I interviewed Beth Lambert, Online Community Manager, GIM at AMD and she was kind enough to answer a few questions about the process of social media engagement using the blog. Apparently AMD has only just been given the green light to start commenting on other blogs, and participating in other communities. However, the company has not yet developed the protocol for engagement but will do so shortly. Blogs are not seen as good tools for customer feedback, rather they are best used for discussion generation within a community; forums are better for question and answers from customers. I also spoke with Bao Phan, with AMD Developer outreach, he concurred with Beth, though he did think AMD used "blogs to engage with our audience and to facilitate an active conversation about specific topics, many of which center around our products and customer needs." I also asked if the company used any monitoring tools and Nielson Online monitoring tools had been used in the past.
The blog has not yet made the next step towards engagement with customers as AMD has only just given the go ahead to reach out to other bloggers. AMD is treading a familiar path trodden by many other companies with their blogs, first content is written on the blog, and then outreach spreads as a company becomes familiar how to work within a community’s blogging culture. As the interviews with Beth and Bao reveal AMD is intending to conduct more engagement in the future.

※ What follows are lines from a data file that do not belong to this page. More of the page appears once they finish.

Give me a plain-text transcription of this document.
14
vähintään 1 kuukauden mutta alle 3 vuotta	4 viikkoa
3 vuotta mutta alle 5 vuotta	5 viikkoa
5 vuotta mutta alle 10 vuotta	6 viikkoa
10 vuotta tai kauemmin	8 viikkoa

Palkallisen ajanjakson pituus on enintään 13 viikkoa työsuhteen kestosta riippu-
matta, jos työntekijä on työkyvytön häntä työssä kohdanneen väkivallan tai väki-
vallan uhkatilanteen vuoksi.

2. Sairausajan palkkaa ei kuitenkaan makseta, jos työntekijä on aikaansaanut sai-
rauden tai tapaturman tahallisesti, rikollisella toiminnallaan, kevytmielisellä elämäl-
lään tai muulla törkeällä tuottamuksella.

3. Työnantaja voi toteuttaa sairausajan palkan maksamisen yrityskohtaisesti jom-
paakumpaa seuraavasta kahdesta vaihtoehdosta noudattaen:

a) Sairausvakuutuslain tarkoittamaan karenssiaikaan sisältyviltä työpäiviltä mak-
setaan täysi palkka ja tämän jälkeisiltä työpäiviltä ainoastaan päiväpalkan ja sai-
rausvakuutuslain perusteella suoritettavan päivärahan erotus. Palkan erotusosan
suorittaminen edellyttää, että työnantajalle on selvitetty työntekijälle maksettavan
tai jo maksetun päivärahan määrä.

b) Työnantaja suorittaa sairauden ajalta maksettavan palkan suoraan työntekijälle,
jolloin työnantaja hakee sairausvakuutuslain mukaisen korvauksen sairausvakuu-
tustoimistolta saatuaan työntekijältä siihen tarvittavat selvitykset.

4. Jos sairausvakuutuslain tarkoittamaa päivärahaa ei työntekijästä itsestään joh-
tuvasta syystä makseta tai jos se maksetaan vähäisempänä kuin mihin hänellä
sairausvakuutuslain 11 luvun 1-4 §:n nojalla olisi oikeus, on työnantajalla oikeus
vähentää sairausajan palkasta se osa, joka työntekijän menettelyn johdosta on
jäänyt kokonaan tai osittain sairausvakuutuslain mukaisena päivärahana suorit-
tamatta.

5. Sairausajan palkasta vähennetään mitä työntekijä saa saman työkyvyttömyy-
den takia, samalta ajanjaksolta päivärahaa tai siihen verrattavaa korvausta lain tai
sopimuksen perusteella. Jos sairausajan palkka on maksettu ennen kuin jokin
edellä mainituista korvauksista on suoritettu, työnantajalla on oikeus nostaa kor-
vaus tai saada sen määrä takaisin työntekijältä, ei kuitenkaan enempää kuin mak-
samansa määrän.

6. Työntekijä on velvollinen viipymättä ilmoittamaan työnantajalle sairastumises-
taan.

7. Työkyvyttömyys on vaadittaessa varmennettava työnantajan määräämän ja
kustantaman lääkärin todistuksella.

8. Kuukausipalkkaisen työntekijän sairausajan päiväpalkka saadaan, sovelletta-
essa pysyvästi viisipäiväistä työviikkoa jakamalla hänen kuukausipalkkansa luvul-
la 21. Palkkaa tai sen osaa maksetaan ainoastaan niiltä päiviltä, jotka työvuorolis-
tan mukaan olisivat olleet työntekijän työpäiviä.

It does seem that customer feedback for product development is not seen as a major objective of the blog, though I am sure the bloggers would take such feedback if provided. I believe additional content, and more engagement is needed to help propel the AMD Developer blogs to the next level in corporate blogging. After reading the history of the company, I am looking forward to seeing what this feisty chip manufacturer will do next to confuse its competitors and mollify investors through social media.